4 Rules for Hanging on to What You Learn
By Lydia Denworth | July 21, 2014 | Psychology Today | Topics: Hearing and Sound, Learning, Science and Health
One researcher’s search for the perfect amount of practice
My children were given math homework this summer in hopes of avoiding the infamous “brain drain.” That’s the tendency, between June and September, to lose a surprising amount of what they learned the previous school year. The other day, I finally sat down with the boys and made them start the assignments. And sure enough, after just a few weeks of vacation, they already seemed to have forgotten a lot of what they learned last year.
Fortunately for them, instead of freaking out, I was intrigued.
As it happens, one reason it took us a while to get to the math was that I had been away at a conference where I heard an interesting talk by Beverly Wright.
Wright, an experimental psychologist at Northwestern University, does not study brain drain or even anything that deals with academics directly. She studies a far more elemental type of learning, asking subjects to master very basic tasks of auditory perception such as identifying which of two tones is higher in pitch or longer in duration.
Her idea is—and the data suggests—that such simple abilities and the improvement in them possible with training might tell us something that generalizes to more complicated tasks, auditory and otherwise. The research could tell us something about the learning process itself and maybe even someday tell us what it might take to remember middle school math.
Other researchers agree. “The principles underlying simple and complex tasks are similar,” says Merav Ahissar, a neuroscientist who studies the relationship between perception and cognition at Hebrew University of Jerusalem, adding that questions like how fast and effectively skills are learned apply to both kinds of tasks.
Wright’s laboratory has arrived at four tentative principles of auditory learning. They seem straightforward but actually run counter to some prevailing ideas about training, such as the belief that every practice session counts.
The first is “Just do it,” and it holds that you have to practice the particular skill you want to learn. In Wright’s studies, subjects who practiced identifying pitch got better at identifying pitch but no better at judging the length of a tone. Their work on one listening skill did not transfer to another.
To hold on to a skill across days—what good is mastering something on Monday if you’ve lost it on Tuesday—requires the second principle: “Practice, practice, practice.” Perhaps more than one might expect. Wright had one set of listeners train on discriminating between pitches 360 times per day for approximately six days. Another group practiced 900 times per day for the same period. The first set of listeners didn’t improve, but the second set did. Even when listeners practiced the same number of times overall, the critical factor in whether they got any better was how many times they practiced per day.

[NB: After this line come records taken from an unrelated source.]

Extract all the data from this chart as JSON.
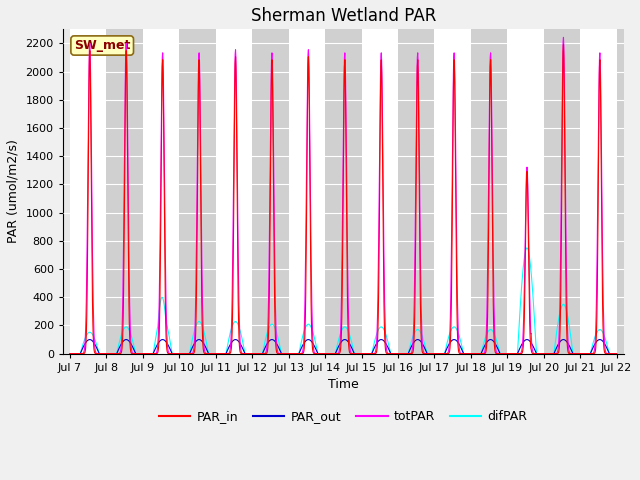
{
  "title": "Sherman Wetland PAR",
  "ylabel": "PAR (umol/m2/s)",
  "xlabel": "Time",
  "site_label": "SW_met",
  "ylim": [
    0,
    2300
  ],
  "yticks": [
    0,
    200,
    400,
    600,
    800,
    1000,
    1200,
    1400,
    1600,
    1800,
    2000,
    2200
  ],
  "x_tick_labels": [
    "Jul 7",
    "Jul 8",
    "Jul 9",
    "Jul 10",
    "Jul 11",
    "Jul 12",
    "Jul 13",
    "Jul 14",
    "Jul 15",
    "Jul 16",
    "Jul 17",
    "Jul 18",
    "Jul 19",
    "Jul 20",
    "Jul 21",
    "Jul 22"
  ],
  "colors": {
    "PAR_in": "#ff0000",
    "PAR_out": "#0000cc",
    "totPAR": "#ff00ff",
    "difPAR": "#00ffff"
  },
  "bg_color": "#f0f0f0",
  "plot_bg": "#e8e8e8",
  "stripe_color": "#d0d0d0",
  "legend_bg": "#ffffc0",
  "legend_border": "#8b0000",
  "grid_color": "#ffffff",
  "title_fontsize": 12,
  "label_fontsize": 9,
  "tick_fontsize": 8,
  "legend_fontsize": 9
}
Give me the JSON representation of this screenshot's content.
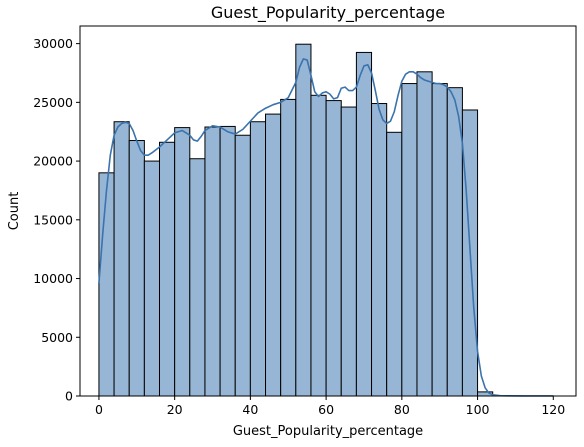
{
  "chart_data": {
    "type": "histogram",
    "title": "Guest_Popularity_percentage",
    "xlabel": "Guest_Popularity_percentage",
    "ylabel": "Count",
    "xlim": [
      -5,
      126
    ],
    "ylim": [
      0,
      31500
    ],
    "xticks": [
      0,
      20,
      40,
      60,
      80,
      100,
      120
    ],
    "xtick_labels": [
      "0",
      "20",
      "40",
      "60",
      "80",
      "100",
      "120"
    ],
    "yticks": [
      0,
      5000,
      10000,
      15000,
      20000,
      25000,
      30000
    ],
    "ytick_labels": [
      "0",
      "5000",
      "10000",
      "15000",
      "20000",
      "25000",
      "30000"
    ],
    "grid": false,
    "colors": {
      "bar_fill": "#97b6d6",
      "bar_edge": "#000000",
      "kde_line": "#3a73ad"
    },
    "bins": [
      {
        "x0": 0,
        "x1": 4,
        "count": 19000
      },
      {
        "x0": 4,
        "x1": 8,
        "count": 23350
      },
      {
        "x0": 8,
        "x1": 12,
        "count": 21750
      },
      {
        "x0": 12,
        "x1": 16,
        "count": 20000
      },
      {
        "x0": 16,
        "x1": 20,
        "count": 21600
      },
      {
        "x0": 20,
        "x1": 24,
        "count": 22850
      },
      {
        "x0": 24,
        "x1": 28,
        "count": 20200
      },
      {
        "x0": 28,
        "x1": 32,
        "count": 22900
      },
      {
        "x0": 32,
        "x1": 36,
        "count": 22950
      },
      {
        "x0": 36,
        "x1": 40,
        "count": 22200
      },
      {
        "x0": 40,
        "x1": 44,
        "count": 23350
      },
      {
        "x0": 44,
        "x1": 48,
        "count": 24000
      },
      {
        "x0": 48,
        "x1": 52,
        "count": 25250
      },
      {
        "x0": 52,
        "x1": 56,
        "count": 29950
      },
      {
        "x0": 56,
        "x1": 60,
        "count": 25600
      },
      {
        "x0": 60,
        "x1": 64,
        "count": 25150
      },
      {
        "x0": 64,
        "x1": 68,
        "count": 24600
      },
      {
        "x0": 68,
        "x1": 72,
        "count": 29250
      },
      {
        "x0": 72,
        "x1": 76,
        "count": 24900
      },
      {
        "x0": 76,
        "x1": 80,
        "count": 22450
      },
      {
        "x0": 80,
        "x1": 84,
        "count": 26600
      },
      {
        "x0": 84,
        "x1": 88,
        "count": 27600
      },
      {
        "x0": 88,
        "x1": 92,
        "count": 26600
      },
      {
        "x0": 92,
        "x1": 96,
        "count": 26250
      },
      {
        "x0": 96,
        "x1": 100,
        "count": 24350
      },
      {
        "x0": 100,
        "x1": 104,
        "count": 350
      },
      {
        "x0": 104,
        "x1": 108,
        "count": 30
      },
      {
        "x0": 108,
        "x1": 112,
        "count": 10
      },
      {
        "x0": 112,
        "x1": 116,
        "count": 5
      },
      {
        "x0": 116,
        "x1": 120,
        "count": 5
      }
    ],
    "kde": {
      "x": [
        0,
        1,
        2,
        3,
        4,
        5,
        6,
        7,
        8,
        9,
        10,
        11,
        12,
        13,
        14,
        16,
        18,
        20,
        22,
        24,
        25,
        26,
        27,
        28,
        30,
        32,
        34,
        36,
        38,
        40,
        42,
        44,
        46,
        48,
        50,
        52,
        53,
        54,
        55,
        56,
        57,
        58,
        59,
        60,
        61,
        62,
        63,
        64,
        65,
        66,
        67,
        68,
        69,
        70,
        71,
        72,
        73,
        74,
        75,
        76,
        77,
        78,
        79,
        80,
        81,
        82,
        83,
        84,
        85,
        86,
        87,
        88,
        89,
        90,
        91,
        92,
        93,
        94,
        95,
        96,
        97,
        98,
        99,
        100,
        101,
        102,
        103,
        104,
        106,
        108,
        112,
        116,
        120
      ],
      "y": [
        9600,
        13800,
        17500,
        20500,
        22200,
        22900,
        23200,
        23300,
        23200,
        22600,
        21700,
        20900,
        20500,
        20500,
        20700,
        21200,
        21800,
        22400,
        22600,
        22200,
        21800,
        21700,
        22100,
        22600,
        23000,
        22900,
        22500,
        22300,
        22700,
        23400,
        24100,
        24500,
        24800,
        25000,
        25400,
        26700,
        28000,
        28700,
        28600,
        27300,
        25900,
        25500,
        25800,
        25900,
        25700,
        25300,
        25400,
        26200,
        26300,
        26000,
        26000,
        26300,
        27300,
        28100,
        28200,
        27500,
        26000,
        24400,
        23500,
        23200,
        23400,
        24200,
        25600,
        26800,
        27400,
        27600,
        27600,
        27400,
        27100,
        26900,
        26800,
        26700,
        26600,
        26600,
        26500,
        26300,
        25900,
        25200,
        23800,
        21500,
        17500,
        12500,
        7500,
        3800,
        1700,
        700,
        250,
        100,
        30,
        12,
        5,
        3,
        2
      ]
    }
  }
}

That said, once a person has mastered a skill, principle number three kicks in: “Enough is enough.” In other words, the perfect amount of practice isn’t necessarily always 10,000 hours. While it took 900 trials to learn to discriminate between pitches, listeners who were asked to decide which tone was longer showed improvement after 360 times and were just as good at it as those who practiced 900 times. In other words, for this task, the additional 540 trials were what researchers call “inefficient” and what the rest of us call “a waste of time.”
So what’s the magic number? Where is the threshold between cementing what’s been learned and wasting time? Unfortunately, we don’t know—yet. As Wright’s work makes clear, different tasks have different thresholds. But that’s as much as she knows so far. Undiscouraged, she argues that it wouldn’t take much to establish guidelines for certain tasks, and an obvious application would be in rehabilitation. “What is rehabilitation after all but learning,” says Wright. “Before people didn’t know you needed enough training per day. They’d dabble here and there.”
Nine-hundred practice sessions is a lot, however. That’s why Wright’s fourth principle is encouraging. It says that “Two wrongs make a right.” While alternating between learning two skills can wipe out progress in both, and you can’t learn from passive exposure alone, you can learn if you alternate practice with passive exposure to the same thing. Perhaps that explains why I soaked up far more French when I was both studying the language and visiting France than when I did either thing in isolation. Indeed, Wright mentions understanding foreign accents as a task directly related to her work.
The importance of practice, Wright hypothesizes, is that it “somehow highlights the neural circuitry involved . . . placing that circuitry into a state in which it can be modified.” With continued exposure—in the right time period—the changes to the highlighted circuits become permanent as if someone wrote over them in ink. The new network results in a new and improved brain–at least for the skill being trained.
You can think of learning like water accumulating in a bucket, says Wright. “You’re waiting for that bucket to be filled. If it isn’t filled [in the right amount of time], you could lose everything in it and have to start over.”
It’s too soon to say for sure what Wright’s principles mean for my soon-to-be 6th grader’s ability to remember how to multiply fractions except that I know we don’t want to have to start over. Mastering facts and figures—known as declarative learning—is certainly a complex task compared to the perceptual skills that Wright studies. Yet both kinds of learning require changes in the brain. And her work makes me think there’s no harm in my son and I trying to find the sweet spot between practicing enough fractions to know them cold and wasting our time when we could go swimming instead.